Tuesday, July 14, 2009

An US hand in Xinjiang?

According to F. William Engdahl at Global Research the US might have something to do with the Uygur riots in Xinjiang. He points to NED funding of the main Uygur organizations in the US. I find his arguments a bit weak: it concerns 200,000 dollar. But Global Research has a good reputation so it is certainly worth paying attention to.

But what to think of the riots? China traditionally has relied on assimilating its minorities. In places like Urumqi, where the Chinese have the majority that seems to work reasonably well. But in the south-west of Xinjiang where there are few Chinese (and no oil to seduce them to come) that doesn't work. It were people from the south-west who made the riots. But even when assimilation works there is discrimination. All the good jobs go to the Chinese and Chinese employers don't want to do anything with Uygurs who they often see as terrorists. A final factor is the scripture. You have to learn Chinese scripture from your childhood - otherwise you will never really learn it and you very easily forget it characters. This means that the Uygurs are functionally illiterate for Chinese society and are condemned to jobs that require little or no literacy. China has tried to remedy this by introducing a law in 2002 that forces the Uygur to have education in Chinese. Obviously that will generate its own problems - specially for the Uygurs in remote regions who can't pick up some Chinese words on the streets. It doesn't help either that China is nervous about religion.

I would like it if the Chinese gave the Uygurs and Tibetans their freedom. But - given the minerals, oil and national pride involved - am pessimistic about that. Assimilating those people - as China's government wants - will be a hard struggle.
Since 2002 China has introduced that Uygur children will be educated in Chinese. It will help with the language, but on other fronts it may work alienating.

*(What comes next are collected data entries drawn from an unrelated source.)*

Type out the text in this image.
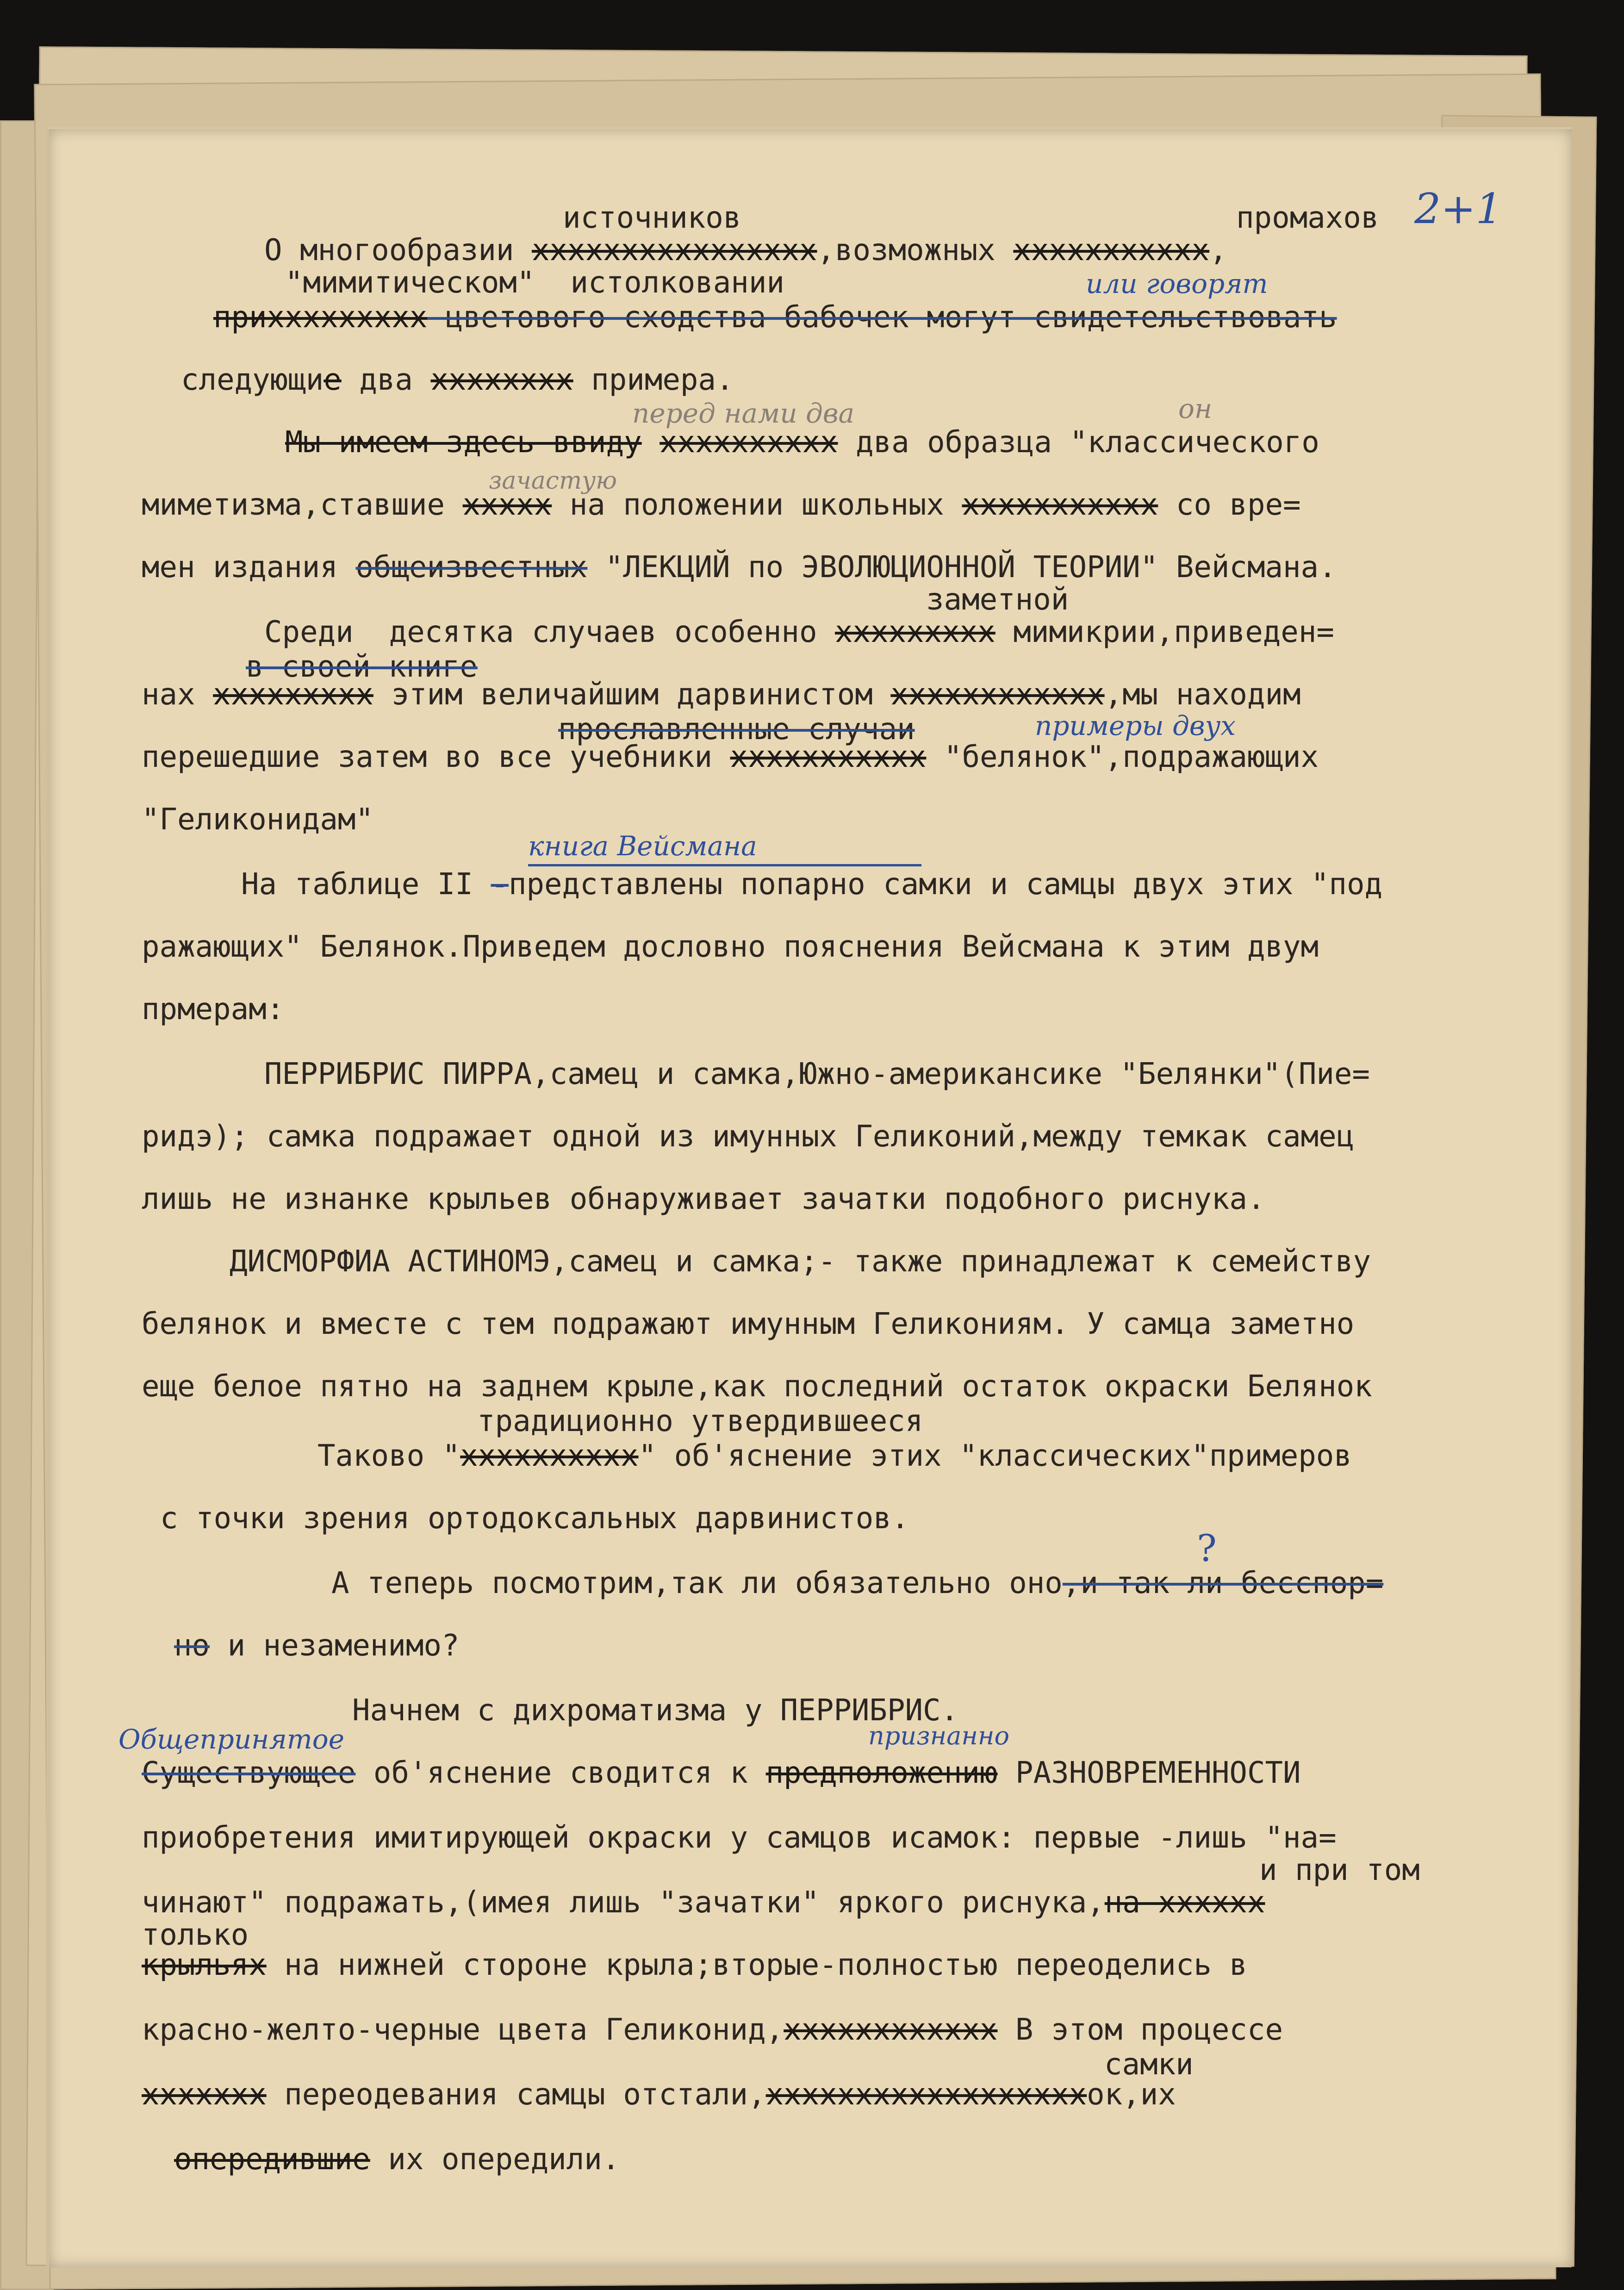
источников	промахов 2+1
О многообразии хххххххххххххххх,возможных ххххххххххх,
"мимитическом"  истолковании	или говорят
приххххххххх цветового сходства бабочек могут свидетельствовать
следующие два хххххххх примера.
перед нами два	он
Мы имеем здесь ввиду хххххххххх два образца "классического
зачастую
миметизма,ставшие ххххх на положении школьных ххххххххххх со вре=
мен издания общеизвестных "ЛЕКЦИЙ по ЭВОЛЮЦИОННОЙ ТЕОРИИ" Вейсмана.
заметной
Среди  десятка случаев особенно ххххххххх мимикрии,приведен=
в своей книге
нах ххххххххх этим величайшим дарвинистом хххххххххххх,мы находим
прославленные случаи	примеры двух
перешедшие затем во все учебники ххххххххххх "белянок",подражающих
"Геликонидам"
книга Вейсмана
На таблице II -представлены попарно самки и самцы двух этих "под
ражающих" Белянок.Приведем дословно пояснения Вейсмана к этим двум
прмерам:
ПЕРРИБРИС ПИРРА,самец и самка,Южно-американсике "Белянки"(Пие=
ридэ); самка подражает одной из имунных Геликоний,между темкак самец
лишь не изнанке крыльев обнаруживает зачатки подобного риснука.
ДИСМОРФИА АСТИНОМЭ,самец и самка;- также принадлежат к семейству
белянок и вместе с тем подражают имунным Геликониям. У самца заметно
еще белое пятно на заднем крыле,как последний остаток окраски Белянок
традиционно утвердившееся
Таково "хххххххххх" об'яснение этих "классических"примеров
с точки зрения ортодоксальных дарвинистов.
?
А теперь посмотрим,так ли обязательно оно,и так ли бесспор=
но и незаменимо?
Начнем с дихроматизма у ПЕРРИБРИС.
Общепринятое	признанно
Существующее об'яснение сводится к предположению РАЗНОВРЕМЕННОСТИ
приобретения имитирующей окраски у самцов исамок: первые -лишь "на=
и при том
чинают" подражать,(имея лишь "зачатки" яркого риснука,на хххххх
только
крыльях на нижней стороне крыла;вторые-полностью переоделись в
красно-желто-черные цвета Геликонид,хххххххххххх В этом процессе
самки
ххххххх переодевания самцы отстали,ххххххххххххххххххок,их
опередившие их опередили.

With massive immigration China is trying to make the Uygurs and Tibetans minorities in their own area. It may work for China in the short run. But on the long run it may hurt China just as the fate of the Indians keeps damaging the reputation of the US.

Some newspapers talk about the Xinjiang as if it would endanger the unity of China. I don't believe so. 10 million Uygurs and 5 Million Tibetans are nothing in a country of 1.3 Billion. When China has fallen apart in the past it was always because the central government was weak and provincial rulers made themselves (semi-)independent. Ethnic divisions didn't play a role in that. China does have have different ethnic groups and languages among the Han Chinese and that has occassionally led to war, but those occasions were rare.

Postscript 1: The NY Times has an article about Chinese immigrants in Xinjiang. They live in a kind of army city that has also defense purposes.